I posted a link to hop on reddit for comments, and surprisingly, I received (github) stars at a never-seen-before rate for me. Some people suggested some existing ways to accomplish this. Personally, I knew there would be some. But while coding this, I had stopped myself from checking for such things, so as to not lower my motivation for finishing this code. This actually helped, and despite some generic methods existing already, hop specializes for arbitrary protocols, and I think it is useful in some ways.

The repository stayed in top 5 trending C++ repositories for 2 days, and went on to cross 100 stars after 3 days. This surely felt good :smile:

Working

This section tries to tackle a situation where you want to use SSH to connect to a remote machine where you don’t have root privileges.

There will be 7 entities:

  1. Client (Your computer, behind the proxy)
  2. Proxy (Evil)
  3. Target Server (The remote machine you want to SSH to, from Client)
  4. Client HOP process
  5. Target HOP process
  6. Client SSH process
  7. Target SSH process

If there was no proxy, the communication would be something like:

Client -> Client SSH process -> Target Server -> Target SSH process

In this scenario, here’s the proposed method:

Client ->
Client SSH process ->
Client HOP process ->
Proxy ->
Target HOP process ->
Target SSH process ->
Target Server

HOP simply wraps all the data in HTTP packets, and buffers them accordingly.

Another even more complicated scenario would be if you have an external utility server, and need to access another server’s resources from behind a proxy. In this case, hop will still run on your external server, but instead of forwarding to localhost from the target HOP process, you should forward to the remote address (hostname) of the target machine which has the SSH process.

Current state

After the initial release (when I started receiving stars on Github), I found a bug which caused data drops, and thus broke the tunneled SSH connections. Around 10 hours later, and multiple rewrites later (which made the code much more readable too), the bug finally stands fixed. The bug was due to me using 2 different threads to read and write to the same 2 sockets. I realized this while writing an article on bidirectional nature of sockets.

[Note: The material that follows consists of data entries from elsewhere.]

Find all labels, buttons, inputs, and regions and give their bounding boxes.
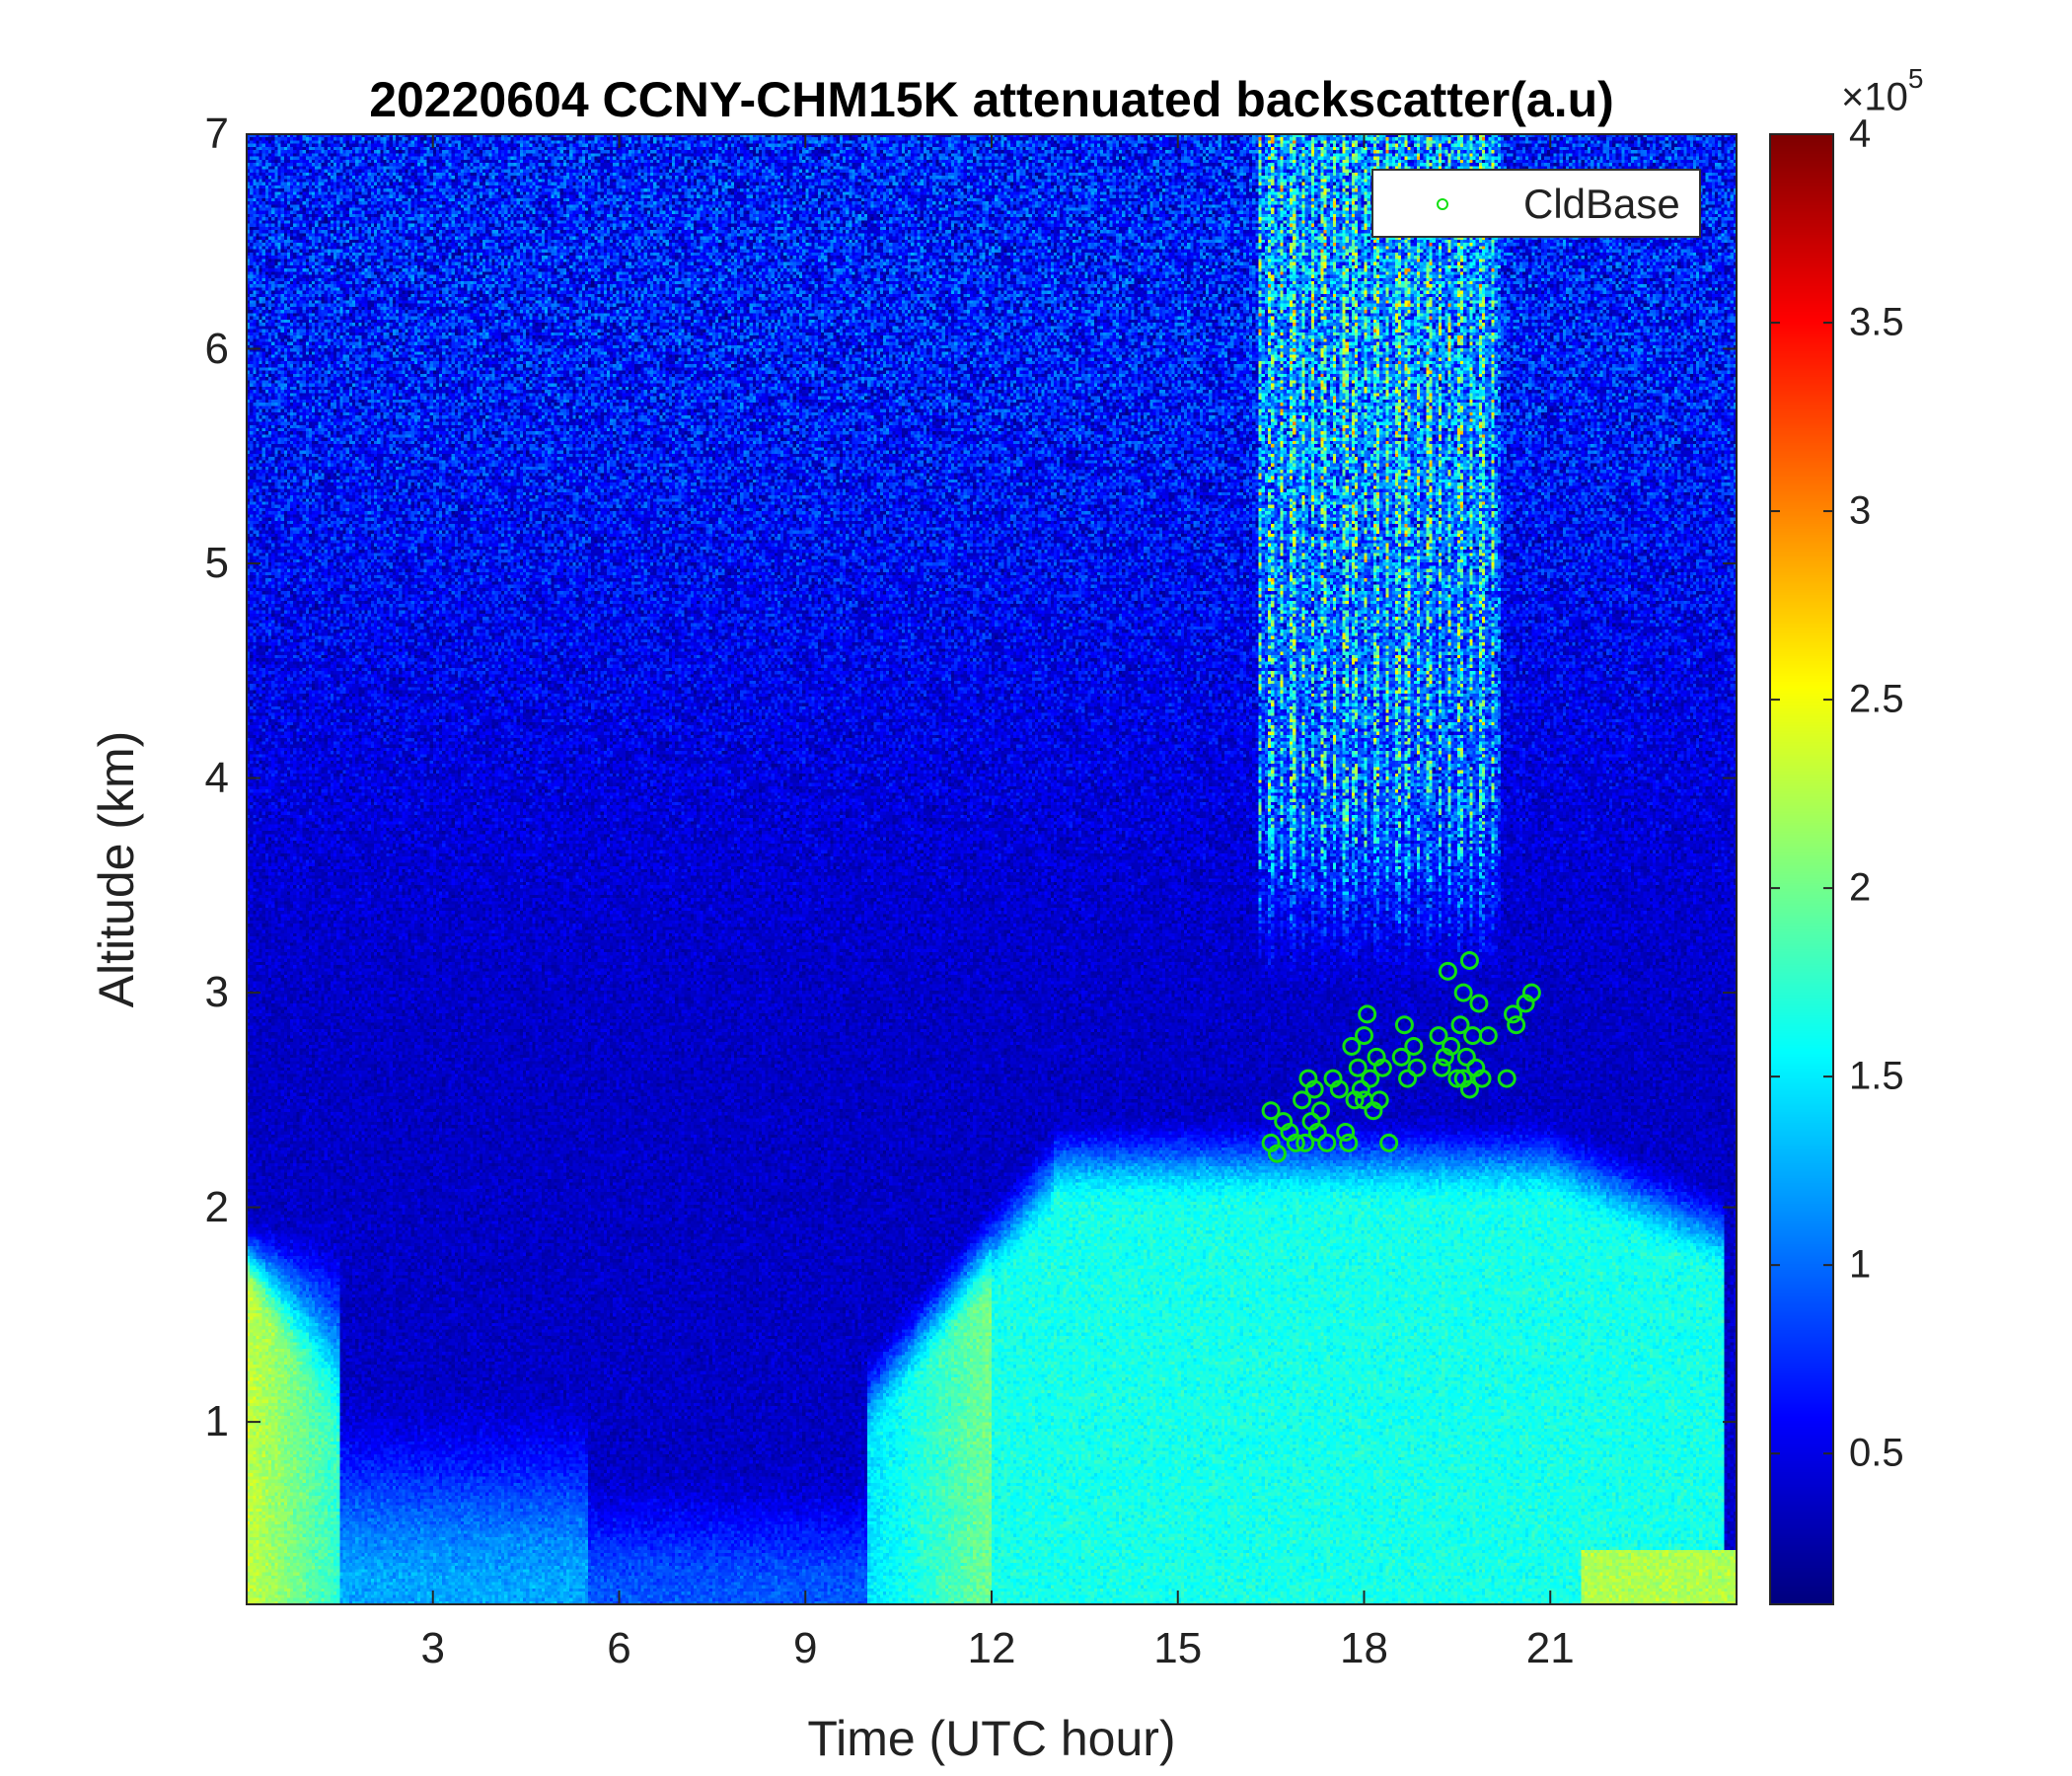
cldbase-point xyxy=(1442,1036,1461,1056)
colorbar-tick-label: 4 xyxy=(1849,111,1872,156)
x-tick-label: 12 xyxy=(967,1624,1016,1672)
colorbar xyxy=(1770,134,1833,1604)
cldbase-point xyxy=(1447,1069,1467,1088)
cldbase-point xyxy=(1267,1144,1287,1163)
x-tick-label: 21 xyxy=(1525,1624,1575,1672)
colorbar-tick-label: 2 xyxy=(1849,865,1872,910)
cldbase-point xyxy=(1521,983,1541,1002)
cldbase-point xyxy=(1361,1069,1380,1088)
colorbar-tick-label: 2.5 xyxy=(1849,677,1904,721)
cldbase-point xyxy=(1307,1122,1327,1142)
cldbase-point xyxy=(1394,1015,1414,1035)
cldbase-point xyxy=(1293,1090,1312,1110)
y-axis-label: Altitude (km) xyxy=(89,730,144,1008)
cldbase-point xyxy=(1453,983,1473,1002)
cldbase-point xyxy=(1469,994,1489,1013)
y-tick-label: 2 xyxy=(204,1182,229,1231)
cldbase-point xyxy=(1459,1079,1479,1099)
legend-marker-circle-icon xyxy=(1437,198,1448,210)
y-tick-label: 5 xyxy=(204,539,229,588)
cldbase-point xyxy=(1497,1069,1517,1088)
cldbase-point xyxy=(1472,1069,1492,1088)
plot-frame xyxy=(246,133,1738,1605)
x-tick-label: 3 xyxy=(420,1624,445,1672)
x-tick-label: 15 xyxy=(1153,1624,1203,1672)
colorbar-frame xyxy=(1769,133,1834,1605)
colorbar-tick-label: 3 xyxy=(1849,488,1872,533)
x-tick-label: 9 xyxy=(793,1624,818,1672)
backscatter-heatmap xyxy=(247,134,1737,1604)
cldbase-point xyxy=(1304,1079,1324,1099)
cldbase-point xyxy=(1310,1101,1330,1121)
cldbase-point xyxy=(1342,1036,1362,1056)
cldbase-point xyxy=(1369,1090,1389,1110)
cldbase-point xyxy=(1478,1026,1498,1046)
cldbase-point xyxy=(1404,1036,1424,1056)
colorbar-exponent: ×105 xyxy=(1841,63,1924,119)
cldbase-point xyxy=(1407,1058,1427,1077)
cldbase-point xyxy=(1438,961,1457,981)
cldbase-point xyxy=(1432,1058,1451,1077)
y-tick-label: 7 xyxy=(204,110,229,158)
y-tick-label: 1 xyxy=(204,1397,229,1446)
colorbar-tick-label: 1 xyxy=(1849,1242,1872,1287)
x-axis-label: Time (UTC hour) xyxy=(807,1711,1176,1766)
cldbase-point xyxy=(1456,1047,1476,1067)
cldbase-point xyxy=(1429,1026,1448,1046)
cldbase-point xyxy=(1463,1026,1483,1046)
y-tick-label: 6 xyxy=(204,324,229,373)
colorbar-tick-label: 3.5 xyxy=(1849,300,1904,344)
cldbase-point xyxy=(1504,1004,1522,1024)
legend: CldBase xyxy=(1371,169,1701,238)
cldbase-point xyxy=(1459,950,1479,970)
cldbase-point xyxy=(1286,1133,1305,1152)
cldbase-point xyxy=(1336,1122,1356,1142)
cldbase-point xyxy=(1317,1133,1337,1152)
cldbase-point xyxy=(1355,1026,1373,1046)
colorbar-tick-label: 0.5 xyxy=(1849,1431,1904,1475)
x-tick-label: 18 xyxy=(1340,1624,1388,1672)
cldbase-point xyxy=(1450,1015,1470,1035)
chart-title: 20220604 CCNY-CHM15K attenuated backscat… xyxy=(369,72,1614,127)
cldbase-point xyxy=(1372,1058,1392,1077)
legend-label: CldBase xyxy=(1523,181,1680,227)
cldbase-point xyxy=(1391,1047,1411,1067)
cldbase-point xyxy=(1398,1069,1418,1088)
y-tick-label: 4 xyxy=(204,753,229,802)
cldbase-point xyxy=(1261,1101,1281,1121)
cldbase-point xyxy=(1295,1133,1315,1152)
x-tick-label: 6 xyxy=(607,1624,631,1672)
cldbase-point xyxy=(1507,1015,1526,1035)
colorbar-tick-label: 1.5 xyxy=(1849,1054,1904,1098)
y-tick-label: 3 xyxy=(204,968,229,1017)
cldbase-point xyxy=(1339,1133,1359,1152)
cldbase-point xyxy=(1329,1079,1349,1099)
cldbase-point xyxy=(1348,1058,1368,1077)
cldbase-point xyxy=(1379,1133,1399,1152)
cldbase-point xyxy=(1351,1079,1370,1099)
cldbase-point xyxy=(1358,1004,1377,1024)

There had been plenty of memory corruption errors as well, which have been fixed now. I can use hop to SSH to machines over HTTP, or transfer files using nc reliably now.

Lessons

  • It is often quite hard to figure out parts which can be abstracted out in a program on the first rewrite. I actually leart a lot during the rewrites of the code.
  • You get no prizes for reusing variables in real life. Here I quote a very helpful user on Reddit. This actually helped me clean up my code a lot, and make it much more readable.
  • You can never assume thread safety, even for local buffers, or for logging classes.
  • Stress testing ought to be mandatory before publishing the project :smile:
  • Spend your time working on innovative projects rather than writing config files for packages etc. Helps you learn a lot more.
  • Avoid C/C++ if you can :smile: If you cannot, atleast avoid memory corruption errors.
  • Think before you begin writing. Think of all the corner cases, and all the errors you want to handle.
  • Don’t leave things which you assume will never happen, and thus you don’t handle them. If there’s something like that, put an assert on it. Will save a ton of a time later.
  • Remember, sockets are not synced nicely across threads.